In 1935, Vita and Harold were so inspired by a visit to the Greek island of Delos that on their return they set about capturing its essence in a corner of their now world famous garden. However, they faced many challenges as amateur gardeners including the Kent climate and the north facing position of the garden. Despite their best efforts, the garden in their minds never quite materialised. Vita later commented on the Delos garden in 1953: “This has not been a success so far, but perhaps some day it will come right”.
Work first began to reimagine the Delos garden in 2018, when Sissinghurst’s Head Gardener Troy Scott Smith brought landscape designers Dan Pearson Studio on board. The heavy Wealden clay that originally scuppered Vita and Harold’s Mediterranean planting was released with a gritty topsoil, deliberately low in nutrients to better suit the planting scheme. The garden’s shady north facing aspect was overcome with the reduction of shade casting trees and raised terracing was built leaning south to capture the greatest available light.
Around 6,000 perennials typical of Greece and the wider Mediterranean were planted, along with pomegranate, cork oak and cypress trees, all naturally adapted to extreme conditions. That part of the garden was opened to the public in 2021.
Five years on, the garden has flourished, and Dan and his team were invited back to complete the second and final phase of the project.
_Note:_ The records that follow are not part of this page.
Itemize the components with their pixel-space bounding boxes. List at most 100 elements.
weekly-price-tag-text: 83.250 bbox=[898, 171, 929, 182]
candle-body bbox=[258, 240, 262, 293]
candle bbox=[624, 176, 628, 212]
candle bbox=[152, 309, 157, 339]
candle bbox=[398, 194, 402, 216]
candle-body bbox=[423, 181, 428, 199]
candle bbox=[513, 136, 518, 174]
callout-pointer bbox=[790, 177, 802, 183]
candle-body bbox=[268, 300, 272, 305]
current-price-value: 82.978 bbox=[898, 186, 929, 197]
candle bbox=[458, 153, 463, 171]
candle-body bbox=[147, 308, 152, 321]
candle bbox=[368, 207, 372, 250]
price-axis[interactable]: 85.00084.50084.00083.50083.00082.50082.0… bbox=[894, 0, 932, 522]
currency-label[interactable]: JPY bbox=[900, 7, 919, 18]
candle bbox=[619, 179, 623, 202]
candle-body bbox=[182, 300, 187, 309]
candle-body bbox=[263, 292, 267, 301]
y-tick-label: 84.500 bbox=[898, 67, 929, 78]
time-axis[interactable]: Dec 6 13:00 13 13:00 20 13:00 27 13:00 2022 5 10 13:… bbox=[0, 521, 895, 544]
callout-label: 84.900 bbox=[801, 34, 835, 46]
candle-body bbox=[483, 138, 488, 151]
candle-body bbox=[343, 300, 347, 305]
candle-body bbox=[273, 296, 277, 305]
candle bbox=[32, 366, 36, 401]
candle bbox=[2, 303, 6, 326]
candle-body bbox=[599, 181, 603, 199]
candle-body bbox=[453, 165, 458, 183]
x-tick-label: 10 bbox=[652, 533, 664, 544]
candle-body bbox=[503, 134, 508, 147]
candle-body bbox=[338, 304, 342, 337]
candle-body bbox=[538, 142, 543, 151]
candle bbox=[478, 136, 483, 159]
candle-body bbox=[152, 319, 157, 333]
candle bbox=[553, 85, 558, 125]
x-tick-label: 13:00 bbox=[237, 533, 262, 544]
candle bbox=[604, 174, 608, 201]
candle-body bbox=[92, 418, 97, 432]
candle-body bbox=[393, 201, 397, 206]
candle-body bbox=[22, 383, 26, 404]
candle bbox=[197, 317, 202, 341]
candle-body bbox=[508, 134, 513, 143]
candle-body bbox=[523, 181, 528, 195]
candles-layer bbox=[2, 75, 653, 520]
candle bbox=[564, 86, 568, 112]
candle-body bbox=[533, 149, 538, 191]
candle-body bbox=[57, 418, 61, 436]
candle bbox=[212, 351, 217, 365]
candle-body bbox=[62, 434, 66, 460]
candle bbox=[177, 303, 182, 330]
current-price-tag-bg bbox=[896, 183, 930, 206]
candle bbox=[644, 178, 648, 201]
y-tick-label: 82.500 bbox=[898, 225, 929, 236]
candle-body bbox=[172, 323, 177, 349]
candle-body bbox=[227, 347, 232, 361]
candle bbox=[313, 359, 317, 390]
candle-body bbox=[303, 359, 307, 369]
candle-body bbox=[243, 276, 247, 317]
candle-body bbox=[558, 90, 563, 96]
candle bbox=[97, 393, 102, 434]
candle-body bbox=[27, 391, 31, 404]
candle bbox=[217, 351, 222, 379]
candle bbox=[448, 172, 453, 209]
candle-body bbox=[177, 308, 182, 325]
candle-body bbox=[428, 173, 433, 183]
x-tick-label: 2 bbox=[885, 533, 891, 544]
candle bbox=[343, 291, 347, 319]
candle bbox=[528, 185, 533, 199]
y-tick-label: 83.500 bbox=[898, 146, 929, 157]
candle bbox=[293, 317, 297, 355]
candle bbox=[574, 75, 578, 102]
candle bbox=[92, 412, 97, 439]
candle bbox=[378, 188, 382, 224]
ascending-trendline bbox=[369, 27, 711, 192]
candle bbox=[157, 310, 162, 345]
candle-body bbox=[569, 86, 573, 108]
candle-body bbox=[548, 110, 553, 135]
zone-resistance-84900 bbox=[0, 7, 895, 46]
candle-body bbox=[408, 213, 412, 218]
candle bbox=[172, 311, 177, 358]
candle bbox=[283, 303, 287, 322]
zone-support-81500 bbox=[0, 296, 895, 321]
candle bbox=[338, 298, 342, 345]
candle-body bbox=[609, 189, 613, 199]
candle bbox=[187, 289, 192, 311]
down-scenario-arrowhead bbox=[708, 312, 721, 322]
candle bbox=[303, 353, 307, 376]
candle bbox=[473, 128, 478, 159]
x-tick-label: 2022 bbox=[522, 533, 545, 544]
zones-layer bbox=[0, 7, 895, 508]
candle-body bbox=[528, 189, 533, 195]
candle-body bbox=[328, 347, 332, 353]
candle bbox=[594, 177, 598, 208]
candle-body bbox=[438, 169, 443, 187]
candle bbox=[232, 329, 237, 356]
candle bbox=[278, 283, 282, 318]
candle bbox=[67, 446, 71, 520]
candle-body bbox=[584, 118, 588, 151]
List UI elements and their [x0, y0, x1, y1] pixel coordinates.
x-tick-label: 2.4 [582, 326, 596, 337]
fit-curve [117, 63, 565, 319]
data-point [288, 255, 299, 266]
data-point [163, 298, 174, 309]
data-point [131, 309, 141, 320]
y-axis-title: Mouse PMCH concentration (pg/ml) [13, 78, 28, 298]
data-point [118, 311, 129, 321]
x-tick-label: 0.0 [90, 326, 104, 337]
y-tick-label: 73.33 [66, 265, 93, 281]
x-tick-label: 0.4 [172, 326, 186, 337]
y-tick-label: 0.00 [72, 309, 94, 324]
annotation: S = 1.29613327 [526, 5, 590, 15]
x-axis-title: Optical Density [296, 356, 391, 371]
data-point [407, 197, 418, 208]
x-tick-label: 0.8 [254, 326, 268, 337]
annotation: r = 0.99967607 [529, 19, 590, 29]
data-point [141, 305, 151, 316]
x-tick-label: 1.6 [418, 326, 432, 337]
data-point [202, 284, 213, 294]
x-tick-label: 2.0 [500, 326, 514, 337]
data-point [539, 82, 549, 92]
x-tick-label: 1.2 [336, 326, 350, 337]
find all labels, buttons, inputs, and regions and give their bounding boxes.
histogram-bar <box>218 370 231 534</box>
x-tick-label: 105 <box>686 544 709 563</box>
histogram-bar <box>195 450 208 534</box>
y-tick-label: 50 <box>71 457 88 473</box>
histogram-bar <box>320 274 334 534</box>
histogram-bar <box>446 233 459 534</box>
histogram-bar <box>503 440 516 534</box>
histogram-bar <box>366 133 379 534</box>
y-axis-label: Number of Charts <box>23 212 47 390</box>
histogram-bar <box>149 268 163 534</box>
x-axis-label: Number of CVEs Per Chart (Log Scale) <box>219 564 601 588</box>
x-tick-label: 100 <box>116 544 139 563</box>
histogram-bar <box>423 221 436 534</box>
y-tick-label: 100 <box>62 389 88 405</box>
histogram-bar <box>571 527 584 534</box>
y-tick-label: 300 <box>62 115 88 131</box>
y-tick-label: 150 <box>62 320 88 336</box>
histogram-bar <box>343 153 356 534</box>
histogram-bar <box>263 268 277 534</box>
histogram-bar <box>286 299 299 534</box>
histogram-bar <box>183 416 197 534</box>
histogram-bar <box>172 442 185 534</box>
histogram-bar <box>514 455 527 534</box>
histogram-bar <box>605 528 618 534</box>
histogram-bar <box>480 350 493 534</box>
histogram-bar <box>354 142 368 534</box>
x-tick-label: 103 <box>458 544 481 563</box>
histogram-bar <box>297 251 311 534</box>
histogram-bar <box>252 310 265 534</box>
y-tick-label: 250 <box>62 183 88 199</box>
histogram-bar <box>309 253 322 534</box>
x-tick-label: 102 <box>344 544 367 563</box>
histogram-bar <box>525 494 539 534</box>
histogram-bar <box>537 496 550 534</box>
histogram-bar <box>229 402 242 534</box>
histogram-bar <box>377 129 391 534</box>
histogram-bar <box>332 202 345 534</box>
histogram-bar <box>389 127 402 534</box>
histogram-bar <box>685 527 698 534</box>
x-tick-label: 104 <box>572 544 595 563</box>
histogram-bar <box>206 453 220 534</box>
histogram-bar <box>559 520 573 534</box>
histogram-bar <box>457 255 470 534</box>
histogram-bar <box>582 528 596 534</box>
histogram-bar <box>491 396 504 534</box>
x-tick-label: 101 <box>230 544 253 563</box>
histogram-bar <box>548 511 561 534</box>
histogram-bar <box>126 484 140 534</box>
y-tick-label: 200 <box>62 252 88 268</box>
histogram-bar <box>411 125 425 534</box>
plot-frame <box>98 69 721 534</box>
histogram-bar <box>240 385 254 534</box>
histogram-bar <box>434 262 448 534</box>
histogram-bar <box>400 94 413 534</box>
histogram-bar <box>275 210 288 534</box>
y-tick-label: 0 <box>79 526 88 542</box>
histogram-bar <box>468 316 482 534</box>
In place of a 1980s garage adjoining the Priest’s House is a ravine with Mediterranean oak saplings leading visitors through the Little North Garden and into the White Garden for the first time. The new ravine extends the size of Delos by around 10 per cent. Under the newly planted oaks, dry and shade tolerant plants from the Mediterranean have been added. Shade was a challenge that was embraced in this final phase because it was something that Vita and Harold had problems overcoming. Through this greater variation of habitat, more specialised invertebrates have already been spotted including the green furrow bee, a bee that nests in rocks, and the privet hawk moth.
A Mediterranean palette of plants that come from Greece were used to in the new terraces in a style that evokes natural habitats.
Delos is a part of the conversation around using water more wisely and how gardening can be achieved in a changing climate. In the recent heatwave the plants in Delos have kept performing, while some other plants in the garden have shown signs of stress.
This extension of the Delos garden is now fully open to the public, bringing a vision to completion that has been nearly a century in the making.